An addition to my library

St Aubin - Glossary in  "The Art of the Embroiderer"

St Aubin - Glossary in "The Art of the Embroiderer"

Charles Germain de St Aubin was designer to Louis XV of France, and he wrote a famous work entitled “The Art of the Embroiderer”, which is much referenced among scholars of textiles of the period, but has proven tricky to track down. Not to mention, my grasp of seventeenth century technical French really isn’t up to scratch.

Now, however, I’ve got hold of a recent translation. The Los Angeles County Museum of Art commissioned a translation, and produced the resulting book splendidly, with colour plates of interesting relevant textiles from their collection (annotated by the curator) and a facsimile of the original work, all on good paper and properly bound and presented in a slipcase. I gloat quietly to myself every time I look at it!

St Aubin - Colour Plate in "The Art of the Embroiderer"

St Aubin - Colour Plate in "The Art of the Embroiderer"

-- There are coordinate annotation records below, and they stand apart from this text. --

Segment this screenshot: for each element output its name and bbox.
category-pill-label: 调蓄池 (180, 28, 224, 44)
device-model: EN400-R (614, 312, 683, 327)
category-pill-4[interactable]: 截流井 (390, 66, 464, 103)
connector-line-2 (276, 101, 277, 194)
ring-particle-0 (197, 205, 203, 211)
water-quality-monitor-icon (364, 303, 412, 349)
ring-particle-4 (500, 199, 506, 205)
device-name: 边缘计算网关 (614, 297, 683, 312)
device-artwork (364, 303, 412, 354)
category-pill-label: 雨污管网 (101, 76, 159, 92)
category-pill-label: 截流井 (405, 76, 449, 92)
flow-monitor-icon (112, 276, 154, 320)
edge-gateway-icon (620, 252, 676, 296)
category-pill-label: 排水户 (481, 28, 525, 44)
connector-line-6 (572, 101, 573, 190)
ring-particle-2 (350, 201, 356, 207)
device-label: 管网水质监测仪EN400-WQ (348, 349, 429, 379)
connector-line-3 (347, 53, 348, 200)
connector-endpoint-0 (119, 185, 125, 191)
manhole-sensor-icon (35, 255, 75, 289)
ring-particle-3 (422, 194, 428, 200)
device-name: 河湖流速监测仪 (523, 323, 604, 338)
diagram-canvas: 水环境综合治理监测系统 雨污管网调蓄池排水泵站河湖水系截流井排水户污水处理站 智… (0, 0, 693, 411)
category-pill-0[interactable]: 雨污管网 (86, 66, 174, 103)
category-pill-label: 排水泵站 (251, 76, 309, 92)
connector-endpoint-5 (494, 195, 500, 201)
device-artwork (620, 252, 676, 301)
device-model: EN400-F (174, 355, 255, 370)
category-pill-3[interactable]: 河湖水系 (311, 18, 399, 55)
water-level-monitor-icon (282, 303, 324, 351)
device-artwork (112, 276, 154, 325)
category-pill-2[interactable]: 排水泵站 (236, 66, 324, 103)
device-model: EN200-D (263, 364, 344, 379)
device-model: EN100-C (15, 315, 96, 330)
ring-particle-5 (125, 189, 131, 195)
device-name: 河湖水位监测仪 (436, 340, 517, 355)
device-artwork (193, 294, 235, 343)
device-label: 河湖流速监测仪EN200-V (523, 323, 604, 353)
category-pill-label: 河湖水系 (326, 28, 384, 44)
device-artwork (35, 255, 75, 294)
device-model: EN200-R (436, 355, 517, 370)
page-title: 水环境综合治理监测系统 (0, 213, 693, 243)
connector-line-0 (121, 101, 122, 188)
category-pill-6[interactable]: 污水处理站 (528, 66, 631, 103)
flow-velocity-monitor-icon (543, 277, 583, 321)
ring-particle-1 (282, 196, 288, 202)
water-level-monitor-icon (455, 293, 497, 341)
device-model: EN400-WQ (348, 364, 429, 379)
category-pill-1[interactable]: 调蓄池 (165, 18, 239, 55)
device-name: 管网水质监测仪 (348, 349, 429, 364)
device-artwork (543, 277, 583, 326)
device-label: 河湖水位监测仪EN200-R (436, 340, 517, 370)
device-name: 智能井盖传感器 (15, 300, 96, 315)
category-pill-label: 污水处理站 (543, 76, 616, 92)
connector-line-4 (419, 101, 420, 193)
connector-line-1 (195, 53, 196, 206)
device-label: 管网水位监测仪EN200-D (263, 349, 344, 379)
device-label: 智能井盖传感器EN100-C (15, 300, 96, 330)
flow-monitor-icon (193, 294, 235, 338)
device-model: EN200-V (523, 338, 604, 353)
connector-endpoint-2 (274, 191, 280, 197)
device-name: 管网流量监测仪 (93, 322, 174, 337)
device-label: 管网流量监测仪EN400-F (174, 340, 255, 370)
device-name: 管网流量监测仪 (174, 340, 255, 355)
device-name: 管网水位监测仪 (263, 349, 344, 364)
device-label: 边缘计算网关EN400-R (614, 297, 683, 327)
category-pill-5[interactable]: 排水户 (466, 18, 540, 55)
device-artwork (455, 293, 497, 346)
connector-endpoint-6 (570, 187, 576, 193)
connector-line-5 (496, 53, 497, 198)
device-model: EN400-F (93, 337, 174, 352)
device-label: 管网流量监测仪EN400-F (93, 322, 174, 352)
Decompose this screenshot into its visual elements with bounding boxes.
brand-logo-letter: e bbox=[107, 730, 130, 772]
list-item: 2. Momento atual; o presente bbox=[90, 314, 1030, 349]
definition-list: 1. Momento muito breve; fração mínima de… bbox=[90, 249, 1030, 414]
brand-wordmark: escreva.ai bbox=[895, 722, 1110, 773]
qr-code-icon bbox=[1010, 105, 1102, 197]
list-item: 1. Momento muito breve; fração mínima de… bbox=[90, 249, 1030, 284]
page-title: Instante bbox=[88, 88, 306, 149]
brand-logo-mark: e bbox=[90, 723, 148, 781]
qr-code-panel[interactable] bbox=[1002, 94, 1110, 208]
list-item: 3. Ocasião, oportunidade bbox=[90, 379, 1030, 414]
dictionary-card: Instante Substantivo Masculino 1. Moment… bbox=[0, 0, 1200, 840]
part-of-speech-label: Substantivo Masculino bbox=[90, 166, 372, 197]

The book is of interest to me because he talks of chenille embroidery, and implies that there are two known methods for making a chenille yarn, one of markedly poorer quality than the other. This is very strange, because until some time in the seventies you would have been told that there was only one way to make a chenille, and that the method St Aubin dismisses as being of poor quality. As far as I am aware no one has yet worked out quite what St Aubin meant, or what other technique he was referring to.

Wouldn’t it be wonderful to find out!



  1. deanna7trees says:

    how interesting. i have made some chenille many years ago when they came out with that amazing chenille tool. i also have lots of squares of vintage chenille that i got on ebay and have used to make a couple of blankets for children. there are so many beautiful patterns. the book sounds wonderful.

  2. Elmsley Rose says:

    Germain….and in a slipcase!
    I’m drooling so much, it’s bubbling! (I apologise for the mental picture!)

    The zoom is unclear – rats!

  3. I love puzzles and that book has me turning green with envy.

  4. It looks like a wonderful book – the colour plate looks fabulous! The only chenille I know how to make is ‘ faux chenille’ – stitching several layers of fabric together on the diagonal with evenly spaced parallel lines, then cutting through all the layers except the back one between the lines of stitching. Once washed and tumbledried, you end up with a lovely thick fabric.

  5. Penny says:

    This looks like a wonderful book! I know you’ll have many, many pleasurable hours checking out each and every stitch.

  6. karen says:

    I love to get new books and don’t blame you art all for gloating….gloat away!

  7. Lady Fi says:

    Wonderful colour plate!

  8. What a marvellous find, and how interesting. Enjoy your researching!

  9. Kimberly says:

    I have the exact same copy! I bought it many years ago at a needlework seminar. At the time, I wondered why I was buying it since I did only counted thread embroidery. Later, when I moved on to surface embroidery, I was very glad I did!
    Also, when the Plimoth jacket project began, and I first used a slate frame, I was tickled to see the detailed directions of slate frames on pp 23-25.
    I’m sure you’ll enjoy it for many years to come, too!

  10. Janice says:

    Another interesting project for you then! Good luck with that one! 🙂

  11. Julie T. says:

    I was a weaver for many years, and as I recall, these days chenille is made from cotton or rayon. Although much more slippery, rayon holds up better than the chenille made from cotton. I’ve woven with rayon chenille and love the shine and feel of the finished product, but it still tends to worm itself out of the braided fringe.

    Love the book!

  12. Susan says:

    I think we should put Tricia Wilson Nguyen on the hunt for the answer to the chenille thread. I had the good fortune of acquiring a small bit of vintage silk chenille. It FAR surpasses any versions silk or otherwise of chenille thread made today in both stitchability (it doesn’t worm) and it’s sheen and beauty. I have a number of antique chenille pieces and I believe they were stitched with this finer version of chenille. I too would join you in wanting to know the answer….

    I just bought the book. Thanks for telling me about it!